Interpretation: interpreting your results can be tricky and very specific to your specific experiments. But these are a few considerations to make when speaking about your results

-          Basic interpretation (descriptive)

o   First it can be very helpful to describe exactly what you have done and what the output is. For example, if you ran a qpcr, then you can describe the samples that were used and how they relate to one another, and then discuss the levels of expression that have been quantified.

o   Here you don’t want to make any assumptions or expand on the result. Just describe what the experiment was. specifically, do not discuss how this example indicates or suggests a greater finding. For example, if you run an experiment where you watch cells move on a 2d surface, describe it as cell migration on a 2d surface; but do not go further to say this suggests or supports a greater cell process, such as metastasis.

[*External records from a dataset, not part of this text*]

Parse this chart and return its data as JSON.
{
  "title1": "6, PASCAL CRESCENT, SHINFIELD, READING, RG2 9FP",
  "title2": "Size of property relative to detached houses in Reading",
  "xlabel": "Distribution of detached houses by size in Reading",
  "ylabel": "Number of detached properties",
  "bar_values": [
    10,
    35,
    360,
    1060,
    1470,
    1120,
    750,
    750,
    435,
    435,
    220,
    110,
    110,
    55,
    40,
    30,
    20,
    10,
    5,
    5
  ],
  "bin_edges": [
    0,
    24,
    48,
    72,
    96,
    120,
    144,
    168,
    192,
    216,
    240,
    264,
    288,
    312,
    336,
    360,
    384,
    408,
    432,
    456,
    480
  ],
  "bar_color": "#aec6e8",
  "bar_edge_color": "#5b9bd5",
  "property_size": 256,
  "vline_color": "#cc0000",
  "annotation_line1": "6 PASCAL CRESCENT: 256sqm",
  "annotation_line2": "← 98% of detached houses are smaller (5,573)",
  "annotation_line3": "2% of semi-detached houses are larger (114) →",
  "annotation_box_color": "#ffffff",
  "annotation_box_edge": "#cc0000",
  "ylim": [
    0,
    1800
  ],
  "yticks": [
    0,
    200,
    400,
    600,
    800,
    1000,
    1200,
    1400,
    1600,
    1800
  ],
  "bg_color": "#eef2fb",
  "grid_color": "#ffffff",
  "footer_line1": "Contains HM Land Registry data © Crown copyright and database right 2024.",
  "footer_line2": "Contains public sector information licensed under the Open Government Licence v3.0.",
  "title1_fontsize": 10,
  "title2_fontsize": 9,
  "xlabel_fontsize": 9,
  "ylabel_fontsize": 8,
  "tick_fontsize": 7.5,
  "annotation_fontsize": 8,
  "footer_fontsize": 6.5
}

-          Alternative hypotheses

o   Be aware of other explanations for your data. Your explanation may fit, but that doesn’t necessarily mean it is the only explanation for your data. Try to be open minded and think of other possibilities.

-          Proxy assay

o   If you use an assay that is reductionist from another phenomena you are studying, be careful in how far you push your conclusions. For example, a simple in vitro assay is typically not sufficient to describe a complex in vivo behavior. It may be correlated and reflect an important component of the larger phenomena, but you need to be aware of the limitations of your actual study.

-          Statistics

o   Be careful how you describe significance. I don’t fully understand some statistics and it can be an easy place for attack by reviewers. Also it is important that you understand the significance of your own data and explicitly what it means by significance.

-          Experimental weaknesses

o   No experiment is perfectly a reflection of nature. This is why scientific papers include many experiments. So when interpreting your result, be aware of physical limitations in your system as well as imperfections. This is where you need to compare the actual phenomena you are interested in vs the system you are currently using.